Oxford’da Doktora ve “Konuşma” Üzerine Projeler
Oxford Üniversitesi’nden kabul alan Demirel, deneysel psikoloji alanındaki doktorasını üç yılda tamamladı. Üniversitede nörofizyoloji ve davranışsal sinir bilimi dersleri verdi. Araştırmalarını, akıcı konuşma bozukluğu yaşayan bireylerin hayat kalitesini artırmaya odakladı. Demirel, doktorası sırasında yaşadığı unutulmaz bir deneyimi şöyle aktardı: “Burs aldığım vakıf beni bir bağış gecesine davet etti ve konuşma yapmamı istedi. Konuşma bozukluğum özellikle önemli anlarda belirginleşir. Yine de kabul ettim. Kendi sesimi önceden kaydedip kulaklıktan dinleyerek konuşmamı yapma fikri aklıma geldi. Bu yöntemle sahnede neredeyse hiç takılmadan konuştum.”

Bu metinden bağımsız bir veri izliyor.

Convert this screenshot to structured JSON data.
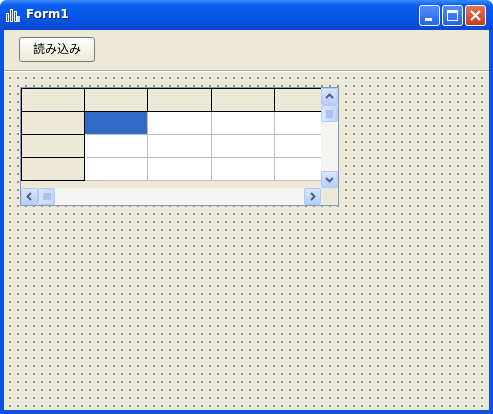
{
  "window": {
    "title": "Form1",
    "icons": {
      "app": "form-app-icon",
      "minimize": "minimize-icon",
      "maximize": "maximize-icon",
      "close": "close-icon"
    }
  },
  "toolbar": {
    "load_label": "読み込み"
  },
  "grid": {
    "columns": 5,
    "rows": 3,
    "selected_cell": {
      "row": 1,
      "column": 1
    },
    "selection_color": "#316ac5",
    "cells": [
      [
        "",
        "",
        "",
        ""
      ],
      [
        "",
        "",
        "",
        ""
      ],
      [
        "",
        "",
        "",
        ""
      ]
    ]
  },
  "colors": {
    "titlebar": "#0a5df2",
    "form_background": "#ece9d8",
    "close_button": "#c43e1d"
  }
}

Bilimsel Yönteme Dönüşen Deneyim
Demirel, bu yöntemi Oxford’dan Prof. Dr. Tim Denison ile birlikte bilimsel olarak test etti. Denison’un dünya çapında epilepsi, Parkinson ve benzeri alanlarda geliştirdiği yöntemlerden ilham alarak, konuşma bozukluğunu tetikleyen beyin süreçlerini milisaniyeler öncesinde tespit etmeyi hedefleyen çalışmalar yürütüyor. MRI, fMRI ve MEG teknikleriyle beyin sinyallerini analiz ederek, doğru anda müdahale ile doğal akıcılığa ulaşmayı amaçlıyor. Stanford, Boston Üniversitesi ve New York Üniversitesi ile işbirlikleri kuran Demirel, laboratuvar konuşmaları ve sunumlarla uluslararası bir bilim ağı içinde çalışıyor. Mesajı net: “Bir gün konuşma bozukluğu tarihe karışacak. O zamana kadar unutmamamız gereken şey, ne söylediğimizin nasıl söylediğimizden daha önemli olduğudur. Kusursuz kimse yok; önemli olan yargılamadan, merakla dinlemek.” Demirel, hedefini “hem bilime katkı sağlamak hem de kendi gibi zorluk yaşayan insanlara yeni kapılar açmak” olarak tanımlıyor.